16 de marzo de 2009

UN PORRITO POR LA TARDE...



El personaje de Blanca Portillo en Volver hace una oda a los porros muy de andar por casa con la que me siento muy identificado. "Me relajan, me gusta su sabor y me abren el apetito." Así sin más. Pero, al contrario del personaje de Almodóvar, yo soy mucho más de hachís que de marihuana. Sin ánimo de desairar por mi falta de rigurosidad a los fumetas más puretas, a los Amigos del Cáñamo y a los que consideran La historia general de las drogas de Escohotado su biblia, os dejo una práctica clasificación del hachís, que siempre está muy bien saber lo que uno fuma, o se come, como hacía Yves Saint Laurent para que le subiera antes y le colocara más.

Doble cero: es uno de los más apreciados entre los cañameros de todo el mundo; en su elaboración solo se realizan dos tamizadas (de ahí el nombre) para asegurase que solo cae el polvo más puro. Las sucesivas tamizadas, más propias de hachís marroquí, suponen el descenso de la calidad en derimento del aumento de la cantidad.

Paquistaní: es el más típico del hachís asiático. No se obtiene sacudiendo las plantas, sino pasando las manos por las mismas. Es bastante casero y muy suave de sabor.

Rojo libanés: tiene un tono rojo muy intenso y un olor buenísimo; su elaboración es muy sofisticada: se utiliza el traje de cuero al que se adhiere el polvo de mayor calidad cuando se sacuden las plantas.

Grifa: es la maría marroquí; se produce en la zona de Chefchauen, precisamente por esta cercanía es el más popular en España, y tiene un color marrón-verdoso y huele totalmente a Marihuana de pedigrí. Es peligroso porque parece que no sube mucho por lo puedes estar fumando sin parar.

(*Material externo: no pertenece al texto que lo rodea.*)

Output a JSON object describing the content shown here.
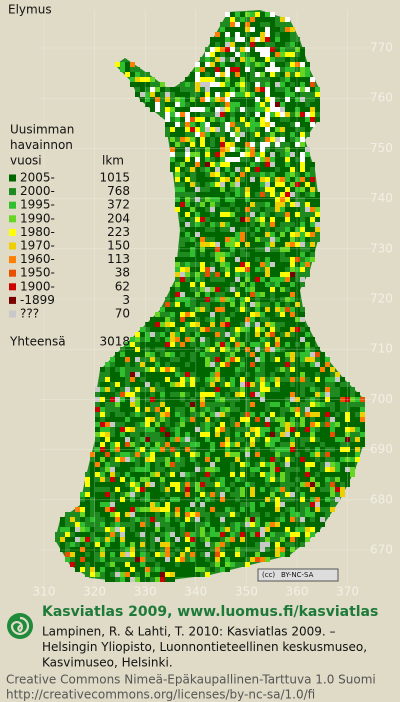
{
  "title": "Elymus",
  "legend": {
    "heading": [
      "Uusimman",
      "havainnon",
      "vuosi"
    ],
    "count_heading": "lkm",
    "rows": [
      {
        "label": "2005-",
        "count": 1015,
        "color": "#006600"
      },
      {
        "label": "2000-",
        "count": 768,
        "color": "#1f8a1f"
      },
      {
        "label": "1995-",
        "count": 372,
        "color": "#2fbf2f"
      },
      {
        "label": "1990-",
        "count": 204,
        "color": "#66d622"
      },
      {
        "label": "1980-",
        "count": 223,
        "color": "#ffff00"
      },
      {
        "label": "1970-",
        "count": 150,
        "color": "#eecf00"
      },
      {
        "label": "1960-",
        "count": 113,
        "color": "#ff8000"
      },
      {
        "label": "1950-",
        "count": 38,
        "color": "#e85000"
      },
      {
        "label": "1900-",
        "count": 62,
        "color": "#cc0000"
      },
      {
        "label": "-1899",
        "count": 3,
        "color": "#7a0000"
      },
      {
        "label": "???",
        "count": 70,
        "color": "#c8c8c8"
      }
    ],
    "total_label": "Yhteensä",
    "total": 3018
  },
  "grid": {
    "y_labels": [
      770,
      760,
      750,
      740,
      730,
      720,
      710,
      700,
      690,
      680,
      670
    ],
    "x_labels": [
      310,
      320,
      330,
      340,
      350,
      360,
      370
    ]
  },
  "license_badge": "BY-NC-SA",
  "footer": {
    "heading": "Kasviatlas 2009, www.luomus.fi/kasviatlas",
    "citation": [
      "Lampinen, R. & Lahti, T. 2010: Kasviatlas 2009. –",
      "Helsingin Yliopisto, Luonnontieteellinen keskusmuseo,",
      "Kasvimuseo, Helsinki."
    ],
    "license": [
      "Creative Commons Nimeä-Epäkaupallinen-Tarttuva 1.0 Suomi",
      "http://creativecommons.org/licenses/by-nc-sa/1.0/fi"
    ]
  }
}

Polen: es el hachis arenoso, que se deshace como si fuese arena. Tiene un sabor y un olor muy intenso, como pegajoso, así como la fumada que produce. Existen tres tipos de polen: el castaño, el verde y el rubio.

Bellota: se refiere a la forma de presentación. Normalmente se hacía solo con el doble cero, pero tal y como están las cosas cualquier hachís de segunda es susceptible de ser presentado así. Se moldea como si fuese plastilina. La manera de exportarlo es bastante significativa: se ingiere para luego ser expulsado vía rectal.

Afgano: es de color café intenso y uno de los más puros. Se elabora pasando los cogollos del cáñamo por cedazos, hasta separar la resina del resto de los elementos vegetales y prensándola después hasta obtener una bola o una tableta. Delicioso.

5 comentarios:

Anónimo dijo...

a mi me va el afgano.

Anónimo dijo...

y a mi el chino

evasivas dijo...

Pues yo (a riesgo de parecer una hippie trasnochada, qué espanto) he de reconocer que me sigo entregando a la maría en exclusividad. El costo me baja la tensión, saca lo peor de mí, y me convierte en un mormazo inaguantable (sí, sí, aunque cueste imaginarlo,aún más de lo que lo soy en estado consciente)

chico y chica dijo...

Un porro que sí, un porro que no, no digas que No, probaste. Porro, porro, porro...

Carla dijo...

Joder que ganas de fumar y volar...
Aqui en tierras australianas mucho verde y poco hash y todo muy "costoso"!!!